Palmer’s Penguins Data Visualization

matplotlib
Author

Mario

Published

January 25, 2025

Introduction

In this post, we’ll be walking through how to visualize the classic Palmer’s Penguins dataset.

Reading in the Data

First, we read in the data from a url using pandas to create a dataframe.

import pandas as pd
url = "https://raw.githubusercontent.com/pic16b-ucla/24W/main/datasets/palmer_penguins.csv"
penguins = pd.read_csv(url) # read in data

islands = penguins["Island"].unique() # get a list of the different islands

penguins.head()
studyName Sample Number Species Region Island Stage Individual ID Clutch Completion Date Egg Culmen Length (mm) Culmen Depth (mm) Flipper Length (mm) Body Mass (g) Sex Delta 15 N (o/oo) Delta 13 C (o/oo) Comments
0 PAL0708 1 Adelie Penguin (Pygoscelis adeliae) Anvers Torgersen Adult, 1 Egg Stage N1A1 Yes 11/11/07 39.1 18.7 181.0 3750.0 MALE NaN NaN Not enough blood for isotopes.
1 PAL0708 2 Adelie Penguin (Pygoscelis adeliae) Anvers Torgersen Adult, 1 Egg Stage N1A2 Yes 11/11/07 39.5 17.4 186.0 3800.0 FEMALE 8.94956 -24.69454 NaN
2 PAL0708 3 Adelie Penguin (Pygoscelis adeliae) Anvers Torgersen Adult, 1 Egg Stage N2A1 Yes 11/16/07 40.3 18.0 195.0 3250.0 FEMALE 8.36821 -25.33302 NaN
3 PAL0708 4 Adelie Penguin (Pygoscelis adeliae) Anvers Torgersen Adult, 1 Egg Stage N2A2 Yes 11/16/07 NaN NaN NaN NaN NaN NaN NaN Adult not sampled.
4 PAL0708 5 Adelie Penguin (Pygoscelis adeliae) Anvers Torgersen Adult, 1 Egg Stage N3A1 Yes 11/16/07 36.7 19.3 193.0 3450.0 FEMALE 8.76651 -25.32426 NaN

Plotting

Now, we plot our data using matplotlib.

import matplotlib.pyplot as plt # import pyplot 

After importing pyplot, we should start building up to our final plot (it will be a bunch of histograms). Let’s create the make_hist function to plot our data.

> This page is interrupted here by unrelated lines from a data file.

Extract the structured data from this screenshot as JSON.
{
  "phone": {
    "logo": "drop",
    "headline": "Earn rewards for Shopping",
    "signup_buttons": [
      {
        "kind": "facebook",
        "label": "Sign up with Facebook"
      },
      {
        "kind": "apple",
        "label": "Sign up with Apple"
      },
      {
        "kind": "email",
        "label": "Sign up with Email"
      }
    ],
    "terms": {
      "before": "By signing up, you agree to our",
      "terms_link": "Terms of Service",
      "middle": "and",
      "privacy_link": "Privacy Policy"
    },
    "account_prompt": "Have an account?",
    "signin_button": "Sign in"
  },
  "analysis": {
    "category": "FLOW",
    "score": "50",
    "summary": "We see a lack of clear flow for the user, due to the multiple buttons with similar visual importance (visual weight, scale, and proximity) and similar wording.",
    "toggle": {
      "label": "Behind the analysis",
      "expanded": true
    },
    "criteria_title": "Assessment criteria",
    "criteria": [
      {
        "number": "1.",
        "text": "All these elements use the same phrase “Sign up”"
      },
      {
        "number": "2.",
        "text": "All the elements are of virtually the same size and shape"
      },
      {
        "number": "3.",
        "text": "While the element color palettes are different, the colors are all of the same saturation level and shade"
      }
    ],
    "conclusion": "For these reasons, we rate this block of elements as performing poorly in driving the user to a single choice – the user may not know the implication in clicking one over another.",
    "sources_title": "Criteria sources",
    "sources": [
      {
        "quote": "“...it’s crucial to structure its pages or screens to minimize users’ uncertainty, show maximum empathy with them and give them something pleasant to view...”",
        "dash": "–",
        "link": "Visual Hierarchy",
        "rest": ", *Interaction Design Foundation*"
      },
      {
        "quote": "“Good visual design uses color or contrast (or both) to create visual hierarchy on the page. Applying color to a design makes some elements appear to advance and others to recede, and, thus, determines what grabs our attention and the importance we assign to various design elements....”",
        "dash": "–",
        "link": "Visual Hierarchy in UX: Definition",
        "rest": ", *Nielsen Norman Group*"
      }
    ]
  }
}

def make_hist(row, island):
    '''
    This function puts our data into histograms, and it makes one row at a time. 
    Each row will have a different island that the data is from. 
    '''
    # make histogram for males on the left from a specific island
    ax[row, 0].hist(penguins[["Body Mass (g)"]][(penguins["Sex"]=="MALE") & (penguins["Island"]==island)])

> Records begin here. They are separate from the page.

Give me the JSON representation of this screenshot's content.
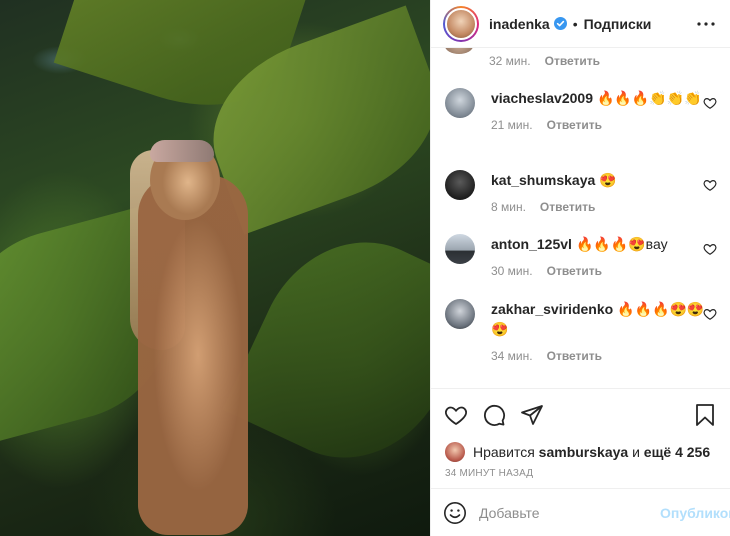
{
  "post": {
    "author": "inadenka",
    "follow_label": "Подписки",
    "separator": "•"
  },
  "comments_list": {
    "first_meta": {
      "time": "32 мин.",
      "reply": "Ответить"
    },
    "items": [
      {
        "user": "viacheslav2009",
        "text": "🔥🔥🔥👏👏👏",
        "time": "21 мин.",
        "reply": "Ответить"
      },
      {
        "user": "kat_shumskaya",
        "text": "😍",
        "time": "8 мин.",
        "reply": "Ответить"
      },
      {
        "user": "anton_125vl",
        "text": "🔥🔥🔥😍вау",
        "time": "30 мин.",
        "reply": "Ответить"
      },
      {
        "user": "zakhar_sviridenko",
        "text": "🔥🔥🔥😍😍😍",
        "time": "34 мин.",
        "reply": "Ответить"
      }
    ]
  },
  "likes": {
    "prefix": "Нравится",
    "user": "samburskaya",
    "middle": "и",
    "count": "ещё 4 256"
  },
  "timestamp": "34 МИНУТ НАЗАД",
  "add_comment": {
    "placeholder": "Добавьте",
    "publish_label": "Опубликовать"
  },
  "colors": {
    "verified": "#3897f0",
    "publish_disabled": "#b2dffc",
    "meta_text": "#8e8e8e"
  },
  "icons": {
    "header_more": "more-icon",
    "like": "heart-icon",
    "comment": "comment-icon",
    "share": "share-icon",
    "save": "bookmark-icon",
    "emoji": "emoji-icon"
  }
}
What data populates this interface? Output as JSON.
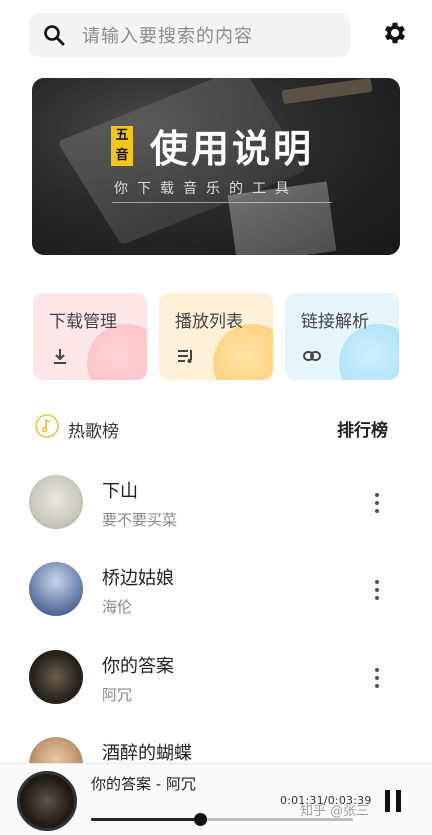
{
  "search": {
    "placeholder": "请输入要搜索的内容"
  },
  "banner": {
    "badge_line1": "五",
    "badge_line2": "音",
    "title": "使用说明",
    "subtitle": "你下载音乐的工具"
  },
  "features": [
    {
      "label": "下载管理",
      "icon": "download-icon"
    },
    {
      "label": "播放列表",
      "icon": "playlist-icon"
    },
    {
      "label": "链接解析",
      "icon": "link-icon"
    }
  ],
  "section": {
    "hot_label": "热歌榜",
    "rank_label": "排行榜"
  },
  "songs": [
    {
      "name": "下山",
      "artist": "要不要买菜"
    },
    {
      "name": "桥边姑娘",
      "artist": "海伦"
    },
    {
      "name": "你的答案",
      "artist": "阿冗"
    },
    {
      "name": "酒醉的蝴蝶",
      "artist": ""
    }
  ],
  "player": {
    "title": "你的答案 - 阿冗",
    "time": "0:01:31/0:03:39",
    "progress": 0.415
  },
  "watermark": "知乎 @张三",
  "colors": {
    "accent_yellow": "#f5c518",
    "card_pink": "#fde6e8",
    "card_orange": "#fff1d8",
    "card_blue": "#e6f4fb"
  }
}
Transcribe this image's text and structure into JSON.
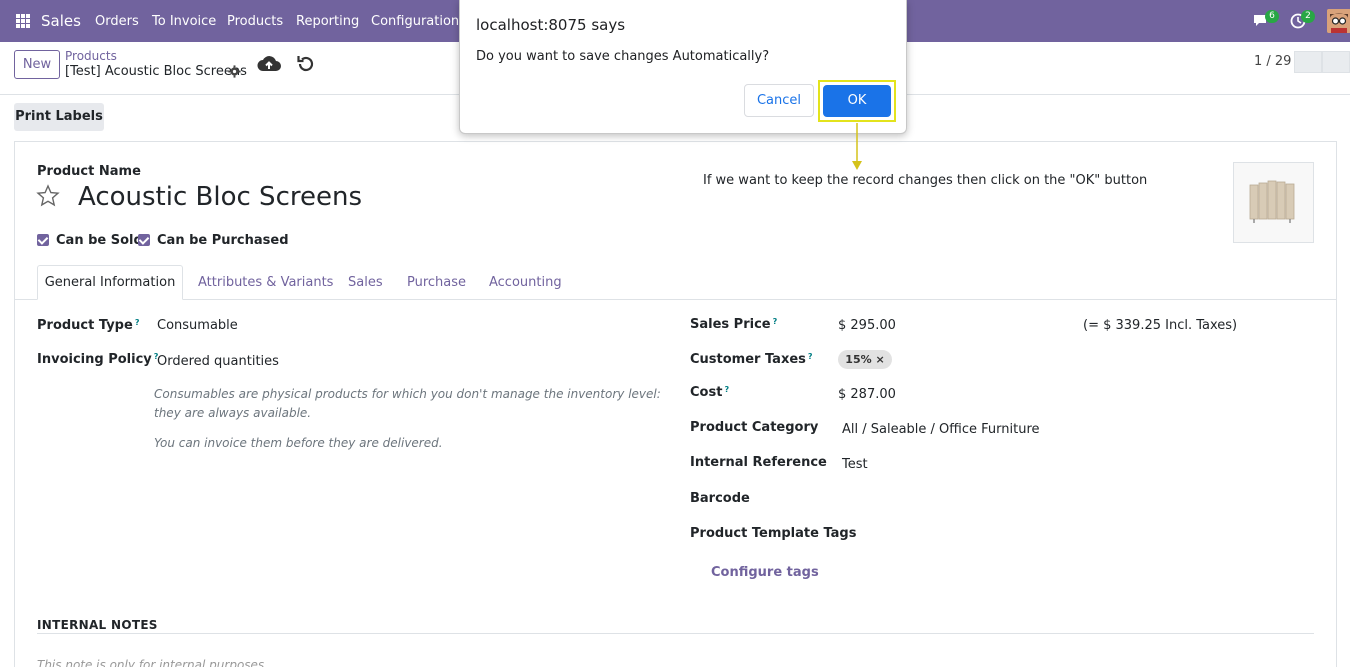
{
  "navbar": {
    "brand": "Sales",
    "menu": [
      "Orders",
      "To Invoice",
      "Products",
      "Reporting",
      "Configuration"
    ],
    "messages_count": "6",
    "activities_count": "2",
    "colors": {
      "bg": "#71639e"
    }
  },
  "control_panel": {
    "new_label": "New",
    "breadcrumb_parent": "Products",
    "breadcrumb_current": "[Test] Acoustic Bloc Screens",
    "pager": "1 / 29"
  },
  "actions": {
    "print_labels": "Print Labels"
  },
  "form": {
    "product_name_label": "Product Name",
    "product_name": "Acoustic Bloc Screens",
    "can_be_sold": "Can be Sold",
    "can_be_purchased": "Can be Purchased",
    "tabs": [
      "General Information",
      "Attributes & Variants",
      "Sales",
      "Purchase",
      "Accounting"
    ],
    "left": {
      "product_type_label": "Product Type",
      "product_type": "Consumable",
      "invoicing_policy_label": "Invoicing Policy",
      "invoicing_policy": "Ordered quantities",
      "help_consumable": "Consumables are physical products for which you don't manage the inventory level: they are always available.",
      "help_invoice": "You can invoice them before they are delivered."
    },
    "right": {
      "sales_price_label": "Sales Price",
      "sales_price": "$ 295.00",
      "incl_taxes": "(= $ 339.25 Incl. Taxes)",
      "customer_taxes_label": "Customer Taxes",
      "tax_tag": "15%",
      "cost_label": "Cost",
      "cost": "$ 287.00",
      "product_category_label": "Product Category",
      "product_category": "All / Saleable / Office Furniture",
      "internal_reference_label": "Internal Reference",
      "internal_reference": "Test",
      "barcode_label": "Barcode",
      "template_tags_label": "Product Template Tags",
      "configure_tags": "Configure tags"
    },
    "internal_notes_title": "INTERNAL NOTES",
    "internal_notes_placeholder": "This note is only for internal purposes."
  },
  "dialog": {
    "title": "localhost:8075 says",
    "message": "Do you want to save changes Automatically?",
    "cancel": "Cancel",
    "ok": "OK"
  },
  "annotation": {
    "text": "If we want to keep the record changes then click on the \"OK\" button"
  }
}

    # set consistent limits of histograms
    ax[row, 0].set_xlim([2500,6500])
    ax[row, 0].set_ylim([0,25])

    # make histogram for females on the right from a specific island
    ax[row, 1].hist(penguins[["Body Mass (g)"]][(penguins["Sex"]=="FEMALE") & (penguins["Island"]==island)], color = "orange")

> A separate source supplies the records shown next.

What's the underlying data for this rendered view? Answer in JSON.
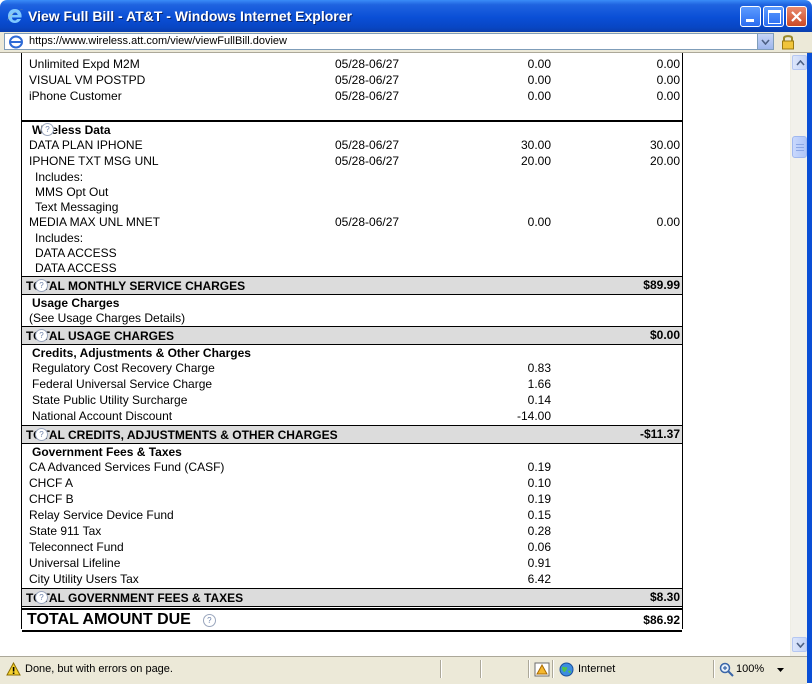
{
  "window": {
    "title": "View Full Bill - AT&T - Windows Internet Explorer"
  },
  "address": {
    "url": "https://www.wireless.att.com/view/viewFullBill.doview"
  },
  "colors": {
    "titlebar": "#0a4fd6",
    "total_row_bg": "#dcdcdc"
  },
  "bill": {
    "plan_rows": [
      {
        "desc": "Unlimited Expd M2M",
        "date": "05/28-06/27",
        "amount": "0.00",
        "total": "0.00"
      },
      {
        "desc": "VISUAL VM POSTPD",
        "date": "05/28-06/27",
        "amount": "0.00",
        "total": "0.00"
      },
      {
        "desc": "iPhone Customer",
        "date": "05/28-06/27",
        "amount": "0.00",
        "total": "0.00"
      }
    ],
    "wireless_data": {
      "heading": "Wireless Data",
      "rows": [
        {
          "desc": "DATA PLAN IPHONE",
          "date": "05/28-06/27",
          "amount": "30.00",
          "total": "30.00"
        },
        {
          "desc": "IPHONE TXT MSG UNL",
          "date": "05/28-06/27",
          "amount": "20.00",
          "total": "20.00"
        }
      ],
      "includes1": [
        "Includes:",
        "MMS Opt Out",
        "Text Messaging"
      ],
      "row3": {
        "desc": "MEDIA MAX UNL MNET",
        "date": "05/28-06/27",
        "amount": "0.00",
        "total": "0.00"
      },
      "includes2": [
        "Includes:",
        "DATA ACCESS",
        "DATA ACCESS"
      ]
    },
    "total_monthly": {
      "label": "TOTAL MONTHLY SERVICE CHARGES",
      "value": "$89.99"
    },
    "usage": {
      "heading": "Usage Charges",
      "note": "(See Usage Charges Details)"
    },
    "total_usage": {
      "label": "TOTAL USAGE CHARGES",
      "value": "$0.00"
    },
    "credits": {
      "heading": "Credits, Adjustments & Other Charges",
      "rows": [
        {
          "desc": "Regulatory Cost Recovery Charge",
          "amount": "0.83"
        },
        {
          "desc": "Federal Universal Service Charge",
          "amount": "1.66"
        },
        {
          "desc": "State Public Utility Surcharge",
          "amount": "0.14"
        },
        {
          "desc": "National Account Discount",
          "amount": "-14.00"
        }
      ]
    },
    "total_credits": {
      "label": "TOTAL CREDITS, ADJUSTMENTS & OTHER CHARGES",
      "value": "-$11.37"
    },
    "gov": {
      "heading": "Government Fees & Taxes",
      "rows": [
        {
          "desc": "CA Advanced Services Fund (CASF)",
          "amount": "0.19"
        },
        {
          "desc": "CHCF A",
          "amount": "0.10"
        },
        {
          "desc": "CHCF B",
          "amount": "0.19"
        },
        {
          "desc": "Relay Service Device Fund",
          "amount": "0.15"
        },
        {
          "desc": "State 911 Tax",
          "amount": "0.28"
        },
        {
          "desc": "Teleconnect Fund",
          "amount": "0.06"
        },
        {
          "desc": "Universal Lifeline",
          "amount": "0.91"
        },
        {
          "desc": "City Utility Users Tax",
          "amount": "6.42"
        }
      ]
    },
    "total_gov": {
      "label": "TOTAL GOVERNMENT FEES & TAXES",
      "value": "$8.30"
    },
    "total_due": {
      "label": "TOTAL AMOUNT DUE",
      "value": "$86.92"
    },
    "help_glyph": "?"
  },
  "status": {
    "message": "Done, but with errors on page.",
    "zone": "Internet",
    "zoom": "100%"
  }
}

    # set consistent limits of histograms
    ax[row, 1].set_xlim([2500,6500])
    ax[row, 1].set_ylim([0,25])

Without the consistent limits that we set, it would be hard to really compare our data between each histogram. Otherwise, our sense of scale is thrown off.

Next, we will create a function to label everything and create our titles.

def set_text(row, island):
    '''
    This function labels and titles most everything in our final figure
    '''
    # set the labels for the x-axis
    ax[row, 0].set_xlabel("Body Mass (g)")
    ax[row, 1].set_xlabel("Body Mass (g)")

    # set the labels for the y-axis
    ax[row, 0].set_ylabel("Number of Penguins")
    ax[row, 1].set_ylabel("Number of Penguins")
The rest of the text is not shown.